Leseprobe: "Ich bin in Straßburg
geboren, an der Grenze. Die Entscheidung meines Großvaters väterlicherseits,
sich dort niederzulassen, war wohl nicht zufällig, sie hatte mit dieser
Eigenschaft als Grenzstadt zu tun. Als er, um dem Militärdienst zu entgehen,
aus seinem kleinen Schtetl in der Nähe von Lodz emigrieren mußte, war seine
Wahl zunächst auf Frankfurt am Main gefallen, damals das geistige Zentrum
des orthodoxen Judentums in Westeuropa, wo er sich an einer Talmudschule
einschrieb.
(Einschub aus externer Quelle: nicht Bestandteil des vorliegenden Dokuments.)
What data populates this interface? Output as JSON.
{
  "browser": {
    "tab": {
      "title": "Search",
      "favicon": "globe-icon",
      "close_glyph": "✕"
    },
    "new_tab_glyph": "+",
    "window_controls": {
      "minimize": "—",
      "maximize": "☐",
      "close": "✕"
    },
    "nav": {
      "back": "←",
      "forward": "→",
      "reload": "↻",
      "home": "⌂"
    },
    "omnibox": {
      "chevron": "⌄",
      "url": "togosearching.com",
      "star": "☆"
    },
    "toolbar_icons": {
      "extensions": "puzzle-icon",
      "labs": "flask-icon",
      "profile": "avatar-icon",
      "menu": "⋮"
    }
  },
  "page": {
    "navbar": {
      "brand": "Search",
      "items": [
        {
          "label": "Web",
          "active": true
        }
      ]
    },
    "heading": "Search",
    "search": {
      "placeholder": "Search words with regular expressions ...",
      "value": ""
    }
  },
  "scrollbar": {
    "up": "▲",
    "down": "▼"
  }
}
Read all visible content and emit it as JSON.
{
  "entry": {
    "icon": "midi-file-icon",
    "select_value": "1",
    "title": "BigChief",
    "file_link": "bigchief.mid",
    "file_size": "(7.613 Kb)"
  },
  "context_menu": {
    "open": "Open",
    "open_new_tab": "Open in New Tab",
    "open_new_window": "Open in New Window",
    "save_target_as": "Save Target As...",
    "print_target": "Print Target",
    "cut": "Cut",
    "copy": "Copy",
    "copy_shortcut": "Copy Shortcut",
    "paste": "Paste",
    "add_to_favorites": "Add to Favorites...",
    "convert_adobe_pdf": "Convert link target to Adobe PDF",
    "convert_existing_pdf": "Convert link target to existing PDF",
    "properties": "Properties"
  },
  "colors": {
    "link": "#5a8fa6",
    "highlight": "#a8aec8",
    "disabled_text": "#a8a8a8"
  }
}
Für einen frommen jungen
Juden, der sich in Westeuropa niederlassen wollte, war Anfang des
zwanzigsten Jahrhunderts Deutschland das bevorzugte Ziel. Die Sprache ist
nicht so weit vom Jiddischen entfernt, es gab dort eine große orthodoxe
jüdische Gemeinde, die zahlreiche Talmudschulen und andere religiöse
Institutionen unterhielt. Frankreich, das vor allem osteuropäische Juden
anzog, die Anschluß an die Moderne suchten und sich assimilieren wollten,
lag Menschen, die mit ihrer frommen Lebensweise verbunden geblieben waren,
eher fern. Doch weil mein Großvater
keine gültigen Papiere hatte, mußte er Frankfurt wieder verlassen und nach
Westen, nach Frankreich weiterziehen. Er machte in Straßburg Halt, eben weil
sich diese Stadt an der Grenze zweier Welten befand: im Lande Rousseaus und
Voltaires gelegen, war sie doch die am wenigsten romanische unter den
französischen Städten. Ihre Kultur und ihre Sprache waren, zumindest zum
Teil, deutsch. Straßburg ist eine Stadt
am Rande Frankreichs, die innerhalb von drei Generationen fünfmal die
Nationalität gewechselt hat, doch nie wirklich deutsch oder wirklich
französisch gewesen ist. Eine gemischte Stadt, deren Bewohner eine doppelte
Identität haben. Auch eine Durchgangsstation für Menschen, die vor
Unterdrückung oder Elend flohen, wie für die Eroberungsarmeen, die mit dem
Ruf "À Berlin!" oder "Nach Paris!" durch die Stadt zogen."